Gli odori del mondo in un bicchiere: molecole e percezione

Degustando
di Sara Missaglia
08 febbraio 2021

La prima serata della rassegna ”WHO – Wine Host Opinion” con il prof. Luigi Moio e i profumi del vino ha inizio. «Vi parlerò questa sera delle molecole. L’aspetto olfattivo e sensoriale è la parte più interessante e più bella del vino. È questo che realmente appassiona».

«Il vino è un sistema vivente: è vita che muore e rinasce. Se il vino non è adesione alla vigna e al territorio, i vini sono omologati: la purezza olfattiva va a braccetto con il terroir con coerenza e unicità».
Il primo intervento del prof. Moio prelude a una serata dove nulla sarà scontato: «esistono i grandi vini e i vini buoni: i buoni vini sono dappertutto, i grandi vini no. Un grande vino è la reale espressione del luogo in cui è stato prodotto, grazie alla perfetta sintonia tra vigna e ambiente.
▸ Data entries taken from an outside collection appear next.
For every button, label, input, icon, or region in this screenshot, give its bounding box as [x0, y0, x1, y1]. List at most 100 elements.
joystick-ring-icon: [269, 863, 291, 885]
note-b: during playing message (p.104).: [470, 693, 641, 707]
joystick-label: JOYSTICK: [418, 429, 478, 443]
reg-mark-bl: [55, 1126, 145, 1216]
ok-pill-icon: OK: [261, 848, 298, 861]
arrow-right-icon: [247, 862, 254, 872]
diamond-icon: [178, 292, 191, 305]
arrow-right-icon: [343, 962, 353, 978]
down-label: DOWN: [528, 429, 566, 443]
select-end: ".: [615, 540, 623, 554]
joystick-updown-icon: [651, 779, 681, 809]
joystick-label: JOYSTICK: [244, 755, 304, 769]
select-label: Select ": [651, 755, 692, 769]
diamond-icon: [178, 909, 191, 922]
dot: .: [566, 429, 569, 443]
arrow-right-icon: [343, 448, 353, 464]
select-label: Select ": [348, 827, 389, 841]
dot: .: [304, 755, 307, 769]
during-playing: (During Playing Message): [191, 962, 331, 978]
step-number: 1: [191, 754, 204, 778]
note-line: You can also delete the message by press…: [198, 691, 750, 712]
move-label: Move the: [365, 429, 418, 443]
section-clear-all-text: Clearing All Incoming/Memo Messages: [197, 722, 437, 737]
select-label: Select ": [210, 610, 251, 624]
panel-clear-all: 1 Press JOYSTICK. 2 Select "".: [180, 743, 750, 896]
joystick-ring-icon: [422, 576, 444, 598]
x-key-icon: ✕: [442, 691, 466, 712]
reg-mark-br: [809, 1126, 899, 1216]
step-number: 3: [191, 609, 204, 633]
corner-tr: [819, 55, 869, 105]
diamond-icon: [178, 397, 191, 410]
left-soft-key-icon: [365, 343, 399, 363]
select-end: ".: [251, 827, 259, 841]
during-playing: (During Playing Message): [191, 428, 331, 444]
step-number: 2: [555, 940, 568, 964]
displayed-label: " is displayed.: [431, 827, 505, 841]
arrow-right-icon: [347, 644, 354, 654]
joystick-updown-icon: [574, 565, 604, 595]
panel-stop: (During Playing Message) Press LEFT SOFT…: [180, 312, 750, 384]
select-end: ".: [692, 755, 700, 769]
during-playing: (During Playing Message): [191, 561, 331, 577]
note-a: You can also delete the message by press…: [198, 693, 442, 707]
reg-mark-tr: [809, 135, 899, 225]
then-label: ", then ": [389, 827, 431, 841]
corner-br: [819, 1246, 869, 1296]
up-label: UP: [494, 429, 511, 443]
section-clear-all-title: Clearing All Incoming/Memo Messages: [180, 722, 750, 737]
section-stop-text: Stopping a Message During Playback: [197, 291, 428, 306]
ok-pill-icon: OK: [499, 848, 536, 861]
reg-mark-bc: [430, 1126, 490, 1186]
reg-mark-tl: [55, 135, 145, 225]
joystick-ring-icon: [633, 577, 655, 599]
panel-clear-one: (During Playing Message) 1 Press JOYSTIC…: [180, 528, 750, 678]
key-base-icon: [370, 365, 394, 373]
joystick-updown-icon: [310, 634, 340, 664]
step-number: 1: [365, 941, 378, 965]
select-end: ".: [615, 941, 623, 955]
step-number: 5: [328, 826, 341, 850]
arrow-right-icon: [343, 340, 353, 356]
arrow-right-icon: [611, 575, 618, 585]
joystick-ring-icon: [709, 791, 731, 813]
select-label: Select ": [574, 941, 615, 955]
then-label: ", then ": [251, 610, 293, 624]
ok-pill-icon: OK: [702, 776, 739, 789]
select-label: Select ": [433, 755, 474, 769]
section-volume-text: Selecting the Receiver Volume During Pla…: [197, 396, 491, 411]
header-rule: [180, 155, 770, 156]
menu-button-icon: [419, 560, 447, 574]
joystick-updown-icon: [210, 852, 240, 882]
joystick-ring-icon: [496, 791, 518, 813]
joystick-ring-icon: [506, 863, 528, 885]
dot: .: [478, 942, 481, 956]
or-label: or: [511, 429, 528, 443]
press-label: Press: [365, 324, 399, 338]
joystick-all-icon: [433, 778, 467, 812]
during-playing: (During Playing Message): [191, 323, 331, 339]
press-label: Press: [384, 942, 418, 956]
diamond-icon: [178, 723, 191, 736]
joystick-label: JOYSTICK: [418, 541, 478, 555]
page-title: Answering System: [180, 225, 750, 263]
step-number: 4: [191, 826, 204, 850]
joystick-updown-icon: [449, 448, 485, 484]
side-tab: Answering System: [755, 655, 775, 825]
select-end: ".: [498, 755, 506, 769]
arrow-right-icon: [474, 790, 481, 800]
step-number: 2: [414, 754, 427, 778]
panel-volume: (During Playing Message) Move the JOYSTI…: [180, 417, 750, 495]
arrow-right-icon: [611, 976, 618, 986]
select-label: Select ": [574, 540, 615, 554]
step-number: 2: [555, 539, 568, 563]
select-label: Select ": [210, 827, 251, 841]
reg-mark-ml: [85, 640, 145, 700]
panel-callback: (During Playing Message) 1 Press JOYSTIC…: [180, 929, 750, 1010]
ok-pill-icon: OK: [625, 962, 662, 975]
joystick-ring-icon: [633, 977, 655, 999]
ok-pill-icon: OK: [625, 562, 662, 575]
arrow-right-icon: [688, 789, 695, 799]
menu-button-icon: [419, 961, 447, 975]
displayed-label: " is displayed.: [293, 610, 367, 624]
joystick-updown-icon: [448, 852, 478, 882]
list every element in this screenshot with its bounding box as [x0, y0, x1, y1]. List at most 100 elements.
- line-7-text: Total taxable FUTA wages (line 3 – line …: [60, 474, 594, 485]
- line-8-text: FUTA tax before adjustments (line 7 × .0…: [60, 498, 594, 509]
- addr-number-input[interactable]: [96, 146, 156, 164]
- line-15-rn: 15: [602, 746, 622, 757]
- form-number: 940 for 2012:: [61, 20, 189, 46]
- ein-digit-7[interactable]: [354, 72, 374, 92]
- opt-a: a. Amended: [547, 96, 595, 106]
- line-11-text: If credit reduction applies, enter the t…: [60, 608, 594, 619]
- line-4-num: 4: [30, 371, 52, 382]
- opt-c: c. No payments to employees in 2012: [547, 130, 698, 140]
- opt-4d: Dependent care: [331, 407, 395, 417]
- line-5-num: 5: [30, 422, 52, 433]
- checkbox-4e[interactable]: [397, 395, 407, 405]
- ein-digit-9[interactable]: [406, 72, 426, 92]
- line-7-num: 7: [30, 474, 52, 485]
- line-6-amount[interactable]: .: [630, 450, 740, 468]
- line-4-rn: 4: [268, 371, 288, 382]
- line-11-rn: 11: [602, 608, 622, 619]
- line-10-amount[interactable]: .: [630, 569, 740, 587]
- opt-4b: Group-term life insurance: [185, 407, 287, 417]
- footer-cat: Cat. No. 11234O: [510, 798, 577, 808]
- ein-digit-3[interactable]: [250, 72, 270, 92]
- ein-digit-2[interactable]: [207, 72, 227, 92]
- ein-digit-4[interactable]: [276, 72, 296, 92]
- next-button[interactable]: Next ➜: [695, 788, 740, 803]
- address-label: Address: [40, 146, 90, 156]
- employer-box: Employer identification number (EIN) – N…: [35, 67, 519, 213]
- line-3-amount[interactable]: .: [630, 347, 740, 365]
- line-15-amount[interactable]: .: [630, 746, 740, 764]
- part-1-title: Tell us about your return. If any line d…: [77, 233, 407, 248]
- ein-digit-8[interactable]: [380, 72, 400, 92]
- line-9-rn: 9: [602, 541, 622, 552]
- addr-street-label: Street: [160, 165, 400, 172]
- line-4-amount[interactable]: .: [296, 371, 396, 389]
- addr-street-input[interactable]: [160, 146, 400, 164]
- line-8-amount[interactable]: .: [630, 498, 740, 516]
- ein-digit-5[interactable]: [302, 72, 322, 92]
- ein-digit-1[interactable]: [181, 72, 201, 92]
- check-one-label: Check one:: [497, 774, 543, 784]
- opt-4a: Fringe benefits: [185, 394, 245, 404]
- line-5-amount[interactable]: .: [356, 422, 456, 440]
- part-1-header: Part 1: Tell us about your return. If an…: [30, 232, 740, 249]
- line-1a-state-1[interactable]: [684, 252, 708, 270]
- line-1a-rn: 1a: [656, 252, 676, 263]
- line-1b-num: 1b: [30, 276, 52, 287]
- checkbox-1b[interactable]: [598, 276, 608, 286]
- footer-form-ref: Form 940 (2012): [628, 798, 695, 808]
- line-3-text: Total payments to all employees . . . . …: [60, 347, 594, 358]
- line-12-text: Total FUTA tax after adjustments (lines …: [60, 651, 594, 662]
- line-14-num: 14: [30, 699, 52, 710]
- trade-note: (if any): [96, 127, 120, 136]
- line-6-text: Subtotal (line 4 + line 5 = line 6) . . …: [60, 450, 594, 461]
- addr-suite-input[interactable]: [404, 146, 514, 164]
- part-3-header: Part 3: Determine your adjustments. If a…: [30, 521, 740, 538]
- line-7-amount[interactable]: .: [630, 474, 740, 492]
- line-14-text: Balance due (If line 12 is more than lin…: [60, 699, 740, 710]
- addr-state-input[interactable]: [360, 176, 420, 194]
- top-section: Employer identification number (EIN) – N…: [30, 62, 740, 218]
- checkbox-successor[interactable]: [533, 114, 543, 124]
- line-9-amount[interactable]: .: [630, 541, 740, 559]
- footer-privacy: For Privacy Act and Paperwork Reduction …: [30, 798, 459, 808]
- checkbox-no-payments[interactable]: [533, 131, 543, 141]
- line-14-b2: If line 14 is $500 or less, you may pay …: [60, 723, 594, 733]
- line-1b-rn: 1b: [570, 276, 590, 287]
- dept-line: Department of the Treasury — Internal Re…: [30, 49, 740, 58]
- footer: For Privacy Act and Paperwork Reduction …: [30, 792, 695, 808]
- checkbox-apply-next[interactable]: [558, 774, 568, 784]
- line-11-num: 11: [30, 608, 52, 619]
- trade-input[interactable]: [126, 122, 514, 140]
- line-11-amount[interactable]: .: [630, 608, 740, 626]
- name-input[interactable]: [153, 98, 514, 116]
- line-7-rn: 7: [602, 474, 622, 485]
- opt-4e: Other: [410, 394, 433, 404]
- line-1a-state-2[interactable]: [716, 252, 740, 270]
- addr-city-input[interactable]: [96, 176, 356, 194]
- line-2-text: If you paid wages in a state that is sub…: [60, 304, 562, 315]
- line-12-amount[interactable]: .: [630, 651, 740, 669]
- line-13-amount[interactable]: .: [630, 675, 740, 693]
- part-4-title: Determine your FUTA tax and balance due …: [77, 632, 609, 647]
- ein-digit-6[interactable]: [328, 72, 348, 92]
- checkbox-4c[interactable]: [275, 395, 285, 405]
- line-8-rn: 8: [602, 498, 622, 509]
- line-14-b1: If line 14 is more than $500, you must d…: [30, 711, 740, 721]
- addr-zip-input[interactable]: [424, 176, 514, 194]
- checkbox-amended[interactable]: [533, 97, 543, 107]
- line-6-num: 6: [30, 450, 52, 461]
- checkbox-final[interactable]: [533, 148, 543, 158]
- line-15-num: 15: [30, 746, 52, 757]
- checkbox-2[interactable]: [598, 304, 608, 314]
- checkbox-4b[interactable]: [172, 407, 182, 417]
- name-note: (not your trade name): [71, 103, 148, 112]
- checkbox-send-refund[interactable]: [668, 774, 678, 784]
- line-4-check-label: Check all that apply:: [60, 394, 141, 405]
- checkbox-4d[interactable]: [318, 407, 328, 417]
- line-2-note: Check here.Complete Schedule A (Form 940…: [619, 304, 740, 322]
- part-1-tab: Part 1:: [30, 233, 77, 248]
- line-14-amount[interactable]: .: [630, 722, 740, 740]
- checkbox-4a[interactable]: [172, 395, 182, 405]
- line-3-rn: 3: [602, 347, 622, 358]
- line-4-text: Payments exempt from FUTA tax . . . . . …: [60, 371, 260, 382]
Bisognerebbe riconsiderare l’armonia tra l’uomo e la pianta, in modo che ambiente, pianta e suolo siano perfettamente incastrati come tessere di un unico puzzle.»

Ma da dove nasce questo interesse per gli odori del vino? Il racconto del prof. Moio parte da lontano: è necessario ricostruire e capire la storia nel suo intreccio tra uomo e vino per comprendere la ragione e l’interesse per cui siamo arrivati a decifrare più di 4000 molecole responsabili degli odori del vino.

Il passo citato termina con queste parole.